George is also struggling to deal with issues from his childhood, though these are presented with more ambiguity. In Act 2 he tells Nick a story of a teenage boy who accidentally kills his mother and later his father. Later in the play we hear that this was the main theme of a novel that George had written. According to Martha, George claimed that the boy was himself. George clearly has feelings of guilt towards his parents, and the novel was probably an attempt at penance to expiate his guilt. This was thwarted by Martha's father who argued that it was not the type of book to be published by a member of his college and so he stopped publication.


Both couples are damaged by their childlessness. To compensate George and Martha invent a child, but they have an agreement not to mention him in front of other people. Martha breaks that rule and tells Nick that their son will be home tomorrow for his 21st birthday. Both Martha and George have invested heavily in this imaginary child, but George decides to announce in front of Nick and Honey that the child has been killed. The manner of the death harks back to the plot of the novel. He probably does this to wound Martha and in that aim succeeds magnificently. But there is also possibly a positive motivation. It might well be that "killing" the child will allow George and Martha to create something real and wholesome in their relationship. This possibility is suggested in the final scene between George and Martha after Nick and Honey leave.


Nick and Honey's relationship is less clearly fleshed out. They obviously have serious difficulties. They have known each other since childhood, but Nick feels that he was trapped into marriage by a phantom pregnancy of Honey's. This version of the play leaves out a scene that indicates that their childlessness is caused by Honey's fear of having a child. Possibly, like all of the other characters in the play she is still emotionally a child. Her abuse of alcohol might relate to this. At the end of the play George and Martha might have gained some self-knowledge and may be able to move on to a more positive relationship. It is clear that this is not possible yet for Honey and Nick.

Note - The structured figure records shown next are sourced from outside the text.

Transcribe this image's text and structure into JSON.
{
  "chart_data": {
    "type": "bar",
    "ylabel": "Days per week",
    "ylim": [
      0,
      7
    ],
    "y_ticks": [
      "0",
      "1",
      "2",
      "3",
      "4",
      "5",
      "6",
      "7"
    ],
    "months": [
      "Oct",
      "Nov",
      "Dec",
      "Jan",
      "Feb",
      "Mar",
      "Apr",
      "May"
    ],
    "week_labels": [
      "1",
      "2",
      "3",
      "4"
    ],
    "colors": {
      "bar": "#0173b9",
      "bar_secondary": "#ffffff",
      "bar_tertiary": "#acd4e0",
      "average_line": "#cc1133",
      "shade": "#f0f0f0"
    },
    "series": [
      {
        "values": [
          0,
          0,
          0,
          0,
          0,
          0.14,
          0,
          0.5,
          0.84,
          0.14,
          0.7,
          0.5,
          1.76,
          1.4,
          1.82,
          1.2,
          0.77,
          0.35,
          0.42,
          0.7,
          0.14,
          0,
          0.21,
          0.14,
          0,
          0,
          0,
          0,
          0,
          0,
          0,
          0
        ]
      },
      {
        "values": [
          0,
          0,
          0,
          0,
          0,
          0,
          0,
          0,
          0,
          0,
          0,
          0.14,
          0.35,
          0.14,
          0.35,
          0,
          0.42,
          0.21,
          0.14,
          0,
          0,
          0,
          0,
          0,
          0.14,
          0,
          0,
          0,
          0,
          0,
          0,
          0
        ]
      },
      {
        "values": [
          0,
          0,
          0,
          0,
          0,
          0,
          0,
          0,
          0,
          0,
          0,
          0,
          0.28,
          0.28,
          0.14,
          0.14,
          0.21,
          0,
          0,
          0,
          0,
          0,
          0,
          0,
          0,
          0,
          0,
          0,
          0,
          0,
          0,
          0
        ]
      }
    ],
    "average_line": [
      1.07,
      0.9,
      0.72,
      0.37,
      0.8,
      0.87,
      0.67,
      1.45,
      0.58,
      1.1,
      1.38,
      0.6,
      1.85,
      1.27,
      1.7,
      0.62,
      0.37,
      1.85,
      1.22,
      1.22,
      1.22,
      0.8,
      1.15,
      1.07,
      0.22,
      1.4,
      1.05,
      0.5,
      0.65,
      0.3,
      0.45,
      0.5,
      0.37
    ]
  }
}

The performances were all superb. Alison Bell as Honey was particularly interesting, see photograph at right. The character laughs one minute, cries another, and then runs to the bathroom to puke. She is not a loud drunk, much of the time she is quite "out of it". As Bell says of Honey, in an interview is Scenes, Spring 2007, the "trick is trying to work out how aware she is of what's going on and how much passes her by". She adds, "Honey isn't lucid ... I have to put myself in that foggy place and take that extra time to respond and react".


It was a three and a half hour tour de force, and very well worth seeing.